The report coincides with a series of broader changes at
The Times, including a reimagining of the print newspaper; an aggressive
international expansion; a heightened emphasis on graphics, video, virtual
reality and podcasts; the $30-million purchase of the product recommendation
site The Wirecutter and its sibling, The Sweethome; and changes in top newsroom
management. The Times also recently appointed A.G. Sulzberger as deputy
publisher, positioning him to succeed his father, Arthur Sulzberger Jr., as
publisher.
Many initiatives are intended to support an ambitious
goal that The Times laid out in October 2015: to double its digital revenue, to
$800 million in 2020 compared with $400 million in 2014.
Last year, according to the report, The Times generated
nearly $500 million in purely digital revenue.
The Times and other news organizations are also bracing
for the challenges of covering an administration that is openly hostile to the
news media, while trying to forge a stronger connection to the large bloc of
voters who swept Mr. Trump to the presidency.
At The Times, the election threw the newsroom into a
period of self-reflection as it grappled with criticism that it had missed the
signs pointing to Mr. Trump’s victory. In the days after the election, Mr.

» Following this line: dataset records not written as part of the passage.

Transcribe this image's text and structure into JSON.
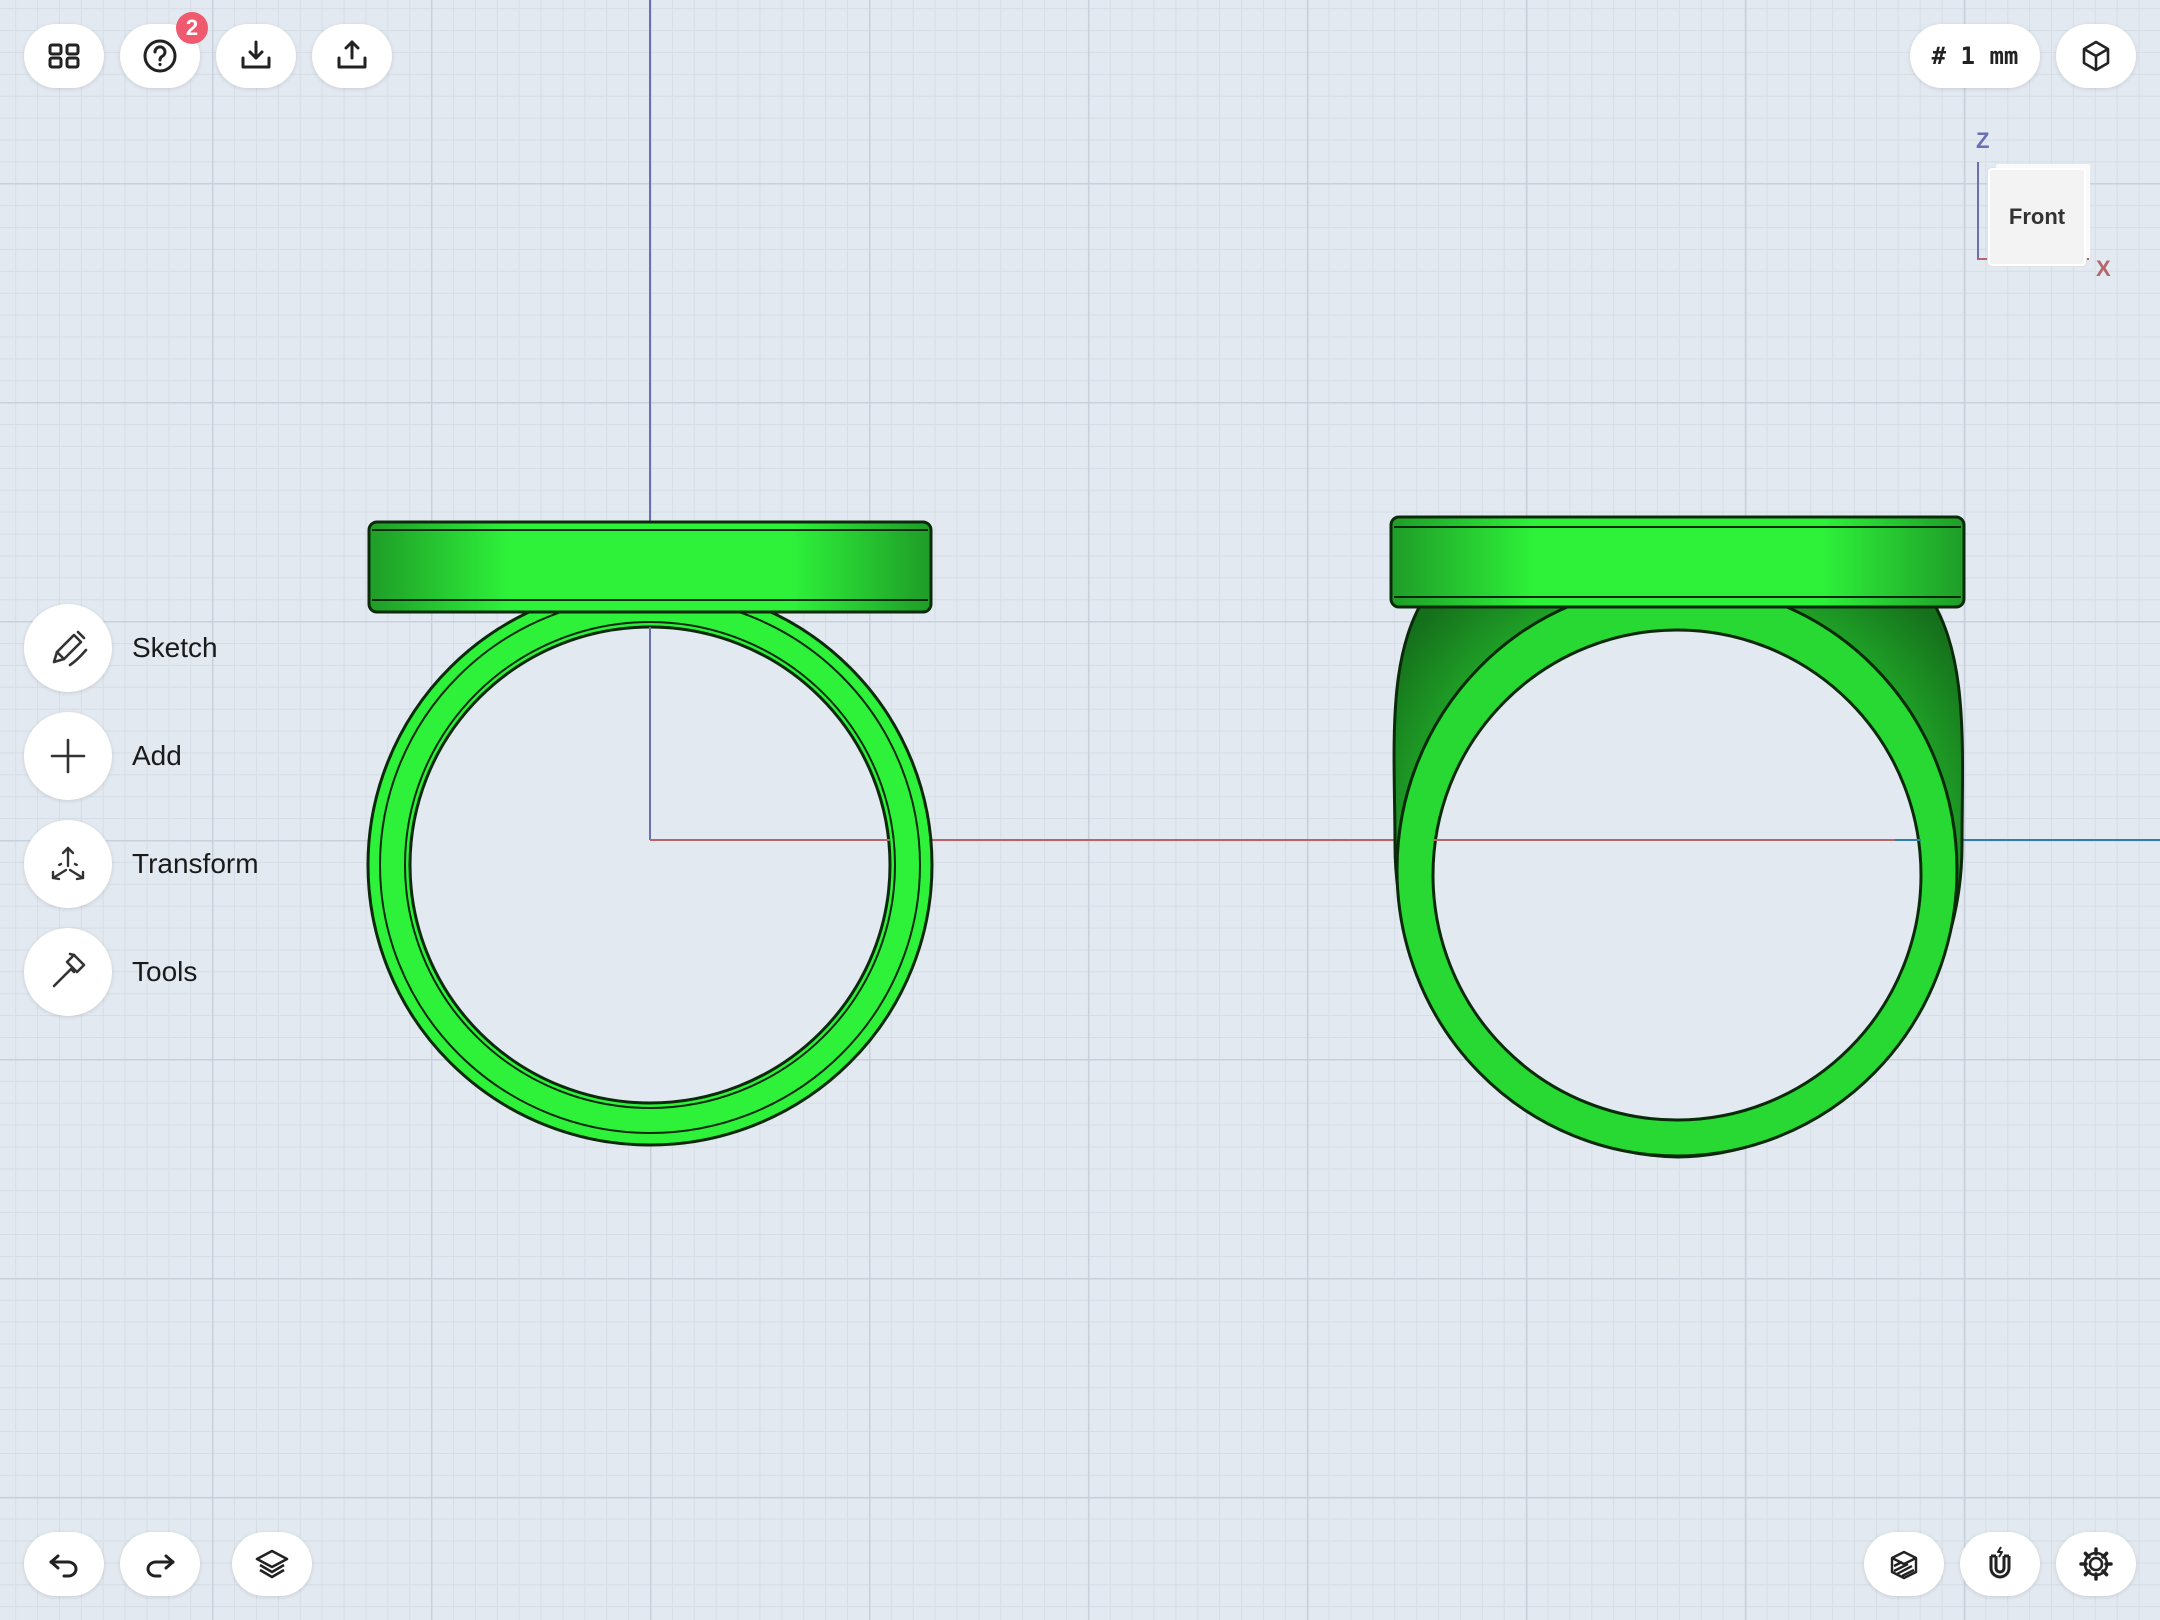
{
  "toolbar_top": {
    "help_badge": "2",
    "units_label": "# 1 mm"
  },
  "tools": [
    {
      "label": "Sketch",
      "icon": "pencil-sketch-icon"
    },
    {
      "label": "Add",
      "icon": "plus-icon"
    },
    {
      "label": "Transform",
      "icon": "transform-arrows-icon"
    },
    {
      "label": "Tools",
      "icon": "hammer-icon"
    }
  ],
  "viewcube": {
    "face_label": "Front",
    "axis_vertical": "Z",
    "axis_horizontal": "X"
  },
  "colors": {
    "background": "#e3e9f0",
    "model_green": "#2ef23a",
    "model_green_dark": "#1a8f22",
    "axis_z": "#6b6fb5",
    "axis_x": "#b5666c",
    "axis_y": "#2f7fa8",
    "badge": "#f05a6e"
  },
  "icons": {
    "grid_menu": "grid-menu-icon",
    "help": "help-icon",
    "import": "import-icon",
    "export": "export-icon",
    "view_mode": "view-mode-cube-icon",
    "undo": "undo-icon",
    "redo": "redo-icon",
    "layers": "layers-icon",
    "section_view": "section-view-icon",
    "snap": "magnet-icon",
    "settings": "gear-icon"
  }
}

Baquet and Arthur Sulzberger Jr. sent notes to the newsroom and readers
reassuring them that The Times remained committed to holding powerful people
and institutions accountable.
Mr. Baquet initially planned to release the report in
November, but it was pushed back after the unexpected election results, which
demanded the organization’s full attention.
Within The Times newsroom, where impending staff cuts
have some employees on edge, the report did not satisfy those looking for
specific guidance on their future. Several employees said much of the report
merely confirmed many of the initiatives that were already underway. Some
expressed frustration that the report did not provide details on layoffs and
that there was little information about how individual departments might be
altered or how specific jobs might change.
Instead, the report emphasizes The Times’s strengths and
lays out a series of broad recommendations intended to ensure the company’s
survival for years to come. Most important, it affirms The Times’s commitment
to its subscriber-based revenue model, a departure from many other
publications, both traditional and online, whose businesses are built on
page-views, visitors and clicks.
“We are, in the simplest terms, a subscription-first
business,” the report says. “We are not trying to maximize clicks and sell
low-margin advertising against them. We are not trying to win a page-views arms
race.”
At the same time, the report cautions against
complacency. “If we rest on our laurels, we are going to put at risk this big
lead that we have,” Mr. Leonhardt said. “We need to do more and we need to do
it faster.”
Among the report’s recommendations is to improve and
expand The Times’s training efforts and accelerate hiring to shift the balance
away from print-focused roles. The goal is to reconfigure its news report so
that it aligns with the range of digital offerings audiences now expect. “It’s
the single biggest message the committee delivered,” Mr. Leonhardt said.
The 2020 committee also recommends that The Times
continue to reduce the role the print newspaper plays in determining the daily
rhythms of its journalism, while maintaining it as a valuable attraction to
readers.
“Our future is much more digital than print, and so the
question then becomes how do you accomplish both of these at once?” Mr.
Leonhardt said. The goal, he added, is to “make sure the print newspaper
remains valuable and excellent today but doesn’t get in the way of the digital
changes that we need to make.”
To that end, the report calls for a dedicated, autonomous
team focused on putting together the daily print newspaper. (The Times has
already introduced this concept, with the so-called print hub.)
The report, Mr. Leonhardt said, was written for The Times
newsroom, but it could end up providing guidance for other news organizations
facing similar challenges. The company is also releasing the report publicly.